China mueve ficha y paga con café de Bruselas

La decisión de Pekín de liquidar sus compras energéticas y de microchips en moneda europea ha dejado a los departamentos de Estado en fuera de juego. Fuentes del sector financiero aseguran que el cobro en euros permite a China saltarse los controles de cambio que el Tesoro estadounidense suele utilizar como arma política. Es un divorcio financiero en toda regla, donde el euro actúa como el abogado que gestiona la separación de bienes sin que la sangre llegue al río, al menos de momento.

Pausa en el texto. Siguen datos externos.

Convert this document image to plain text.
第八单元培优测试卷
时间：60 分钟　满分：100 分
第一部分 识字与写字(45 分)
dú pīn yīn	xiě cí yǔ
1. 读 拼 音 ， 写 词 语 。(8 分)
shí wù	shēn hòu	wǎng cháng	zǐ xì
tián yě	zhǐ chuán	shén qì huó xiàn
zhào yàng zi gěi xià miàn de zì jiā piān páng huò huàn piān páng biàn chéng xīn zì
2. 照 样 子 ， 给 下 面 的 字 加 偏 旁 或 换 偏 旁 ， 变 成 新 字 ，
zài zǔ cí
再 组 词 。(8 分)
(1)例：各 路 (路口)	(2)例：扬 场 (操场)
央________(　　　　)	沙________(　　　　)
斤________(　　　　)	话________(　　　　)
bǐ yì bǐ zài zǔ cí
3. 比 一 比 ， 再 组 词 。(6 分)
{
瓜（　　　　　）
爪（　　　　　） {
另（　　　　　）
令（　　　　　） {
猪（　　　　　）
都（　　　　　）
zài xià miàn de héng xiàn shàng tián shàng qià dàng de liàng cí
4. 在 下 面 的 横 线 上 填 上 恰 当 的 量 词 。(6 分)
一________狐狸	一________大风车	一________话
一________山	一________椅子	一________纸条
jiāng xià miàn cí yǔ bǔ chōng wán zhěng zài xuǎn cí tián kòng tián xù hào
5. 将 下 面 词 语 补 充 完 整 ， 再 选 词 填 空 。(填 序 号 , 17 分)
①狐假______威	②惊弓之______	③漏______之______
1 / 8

Los bancos chinos han empezado a emitir cartas de crédito denominadas en euros para sus socios en África y América Latina, expandiendo la zona de influencia de la moneda única. Este efecto de «euroización» forzosa demuestra que el poder de la moneda única crece cuando el dólar se utiliza como herramienta de castigo y no como lubricante del comercio mundial. Si esta tendencia se consolida antes de noviembre, la administración estadounidense se encontrará con una moneda mucho menos dominante de lo que recordaba en su último mandato.

El BCE observa desde la barrera con cautela

En Fráncfort no quieren lanzar las campanas al vuelo, pero las sonrisas en los pasillos del Banco Central Europeo son difíciles de disimular estos días. Saben que la revalorización del euro frente al dólar ayuda a controlar la inflación importada, ese monstruo que tanto les ha costado domar tras la guerra de Ucrania. Es una ayuda caída del cielo que viene firmada por el propio Trump, quien sin saberlo está financiando la recuperación del poder adquisitivo de los ciudadanos de Madrid o Berlín.

Sin embargo, un euro demasiado fuerte también tiene sus riesgos para las exportaciones de coches alemanes o maquinaria española. El equilibrio es delicado, pero la realidad es que la fortaleza del euro atrae inversión extranjera que antes solo miraba hacia Silicon Valley o los rascacielos de Nueva York. La clave estará en ver cuánto dura este romance de conveniencia entre el yuan y el euro, o si es solo un despecho pasajero ante la agresividad del candidato de la gorra roja.

Un nuevo orden mundial forjado en el caos

Lo que estamos viviendo es la transición hacia un mundo multipolar donde ninguna divisa podrá imponer su ley de forma absoluta sobre las demás. El mercado ha dictado sentencia: el euro es la alternativa real al dólar cuando la política estadounidense se vuelve demasiado errática para ser confiable. No se trata de ideología, sino de matemáticas financieras básicas; el dinero siempre busca el camino de menor resistencia y, hoy por hoy, ese camino pasa por los bancos europeos.

La historia nos ha enseñado que los imperios no caen por ataques externos, sino por errores internos que minan su propia credibilidad internacional. Al usar el dólar como un mazo en lugar de como un puente, Estados Unidos está regalando el liderazgo financiero a una Europa que ni siquiera lo estaba pidiendo con mucha fuerza. Habrá que estar atentos a los próximos movimientos de China, porque si el euro se asienta como su moneda de cobro preferente, el tablero habrá cambiado para siempre.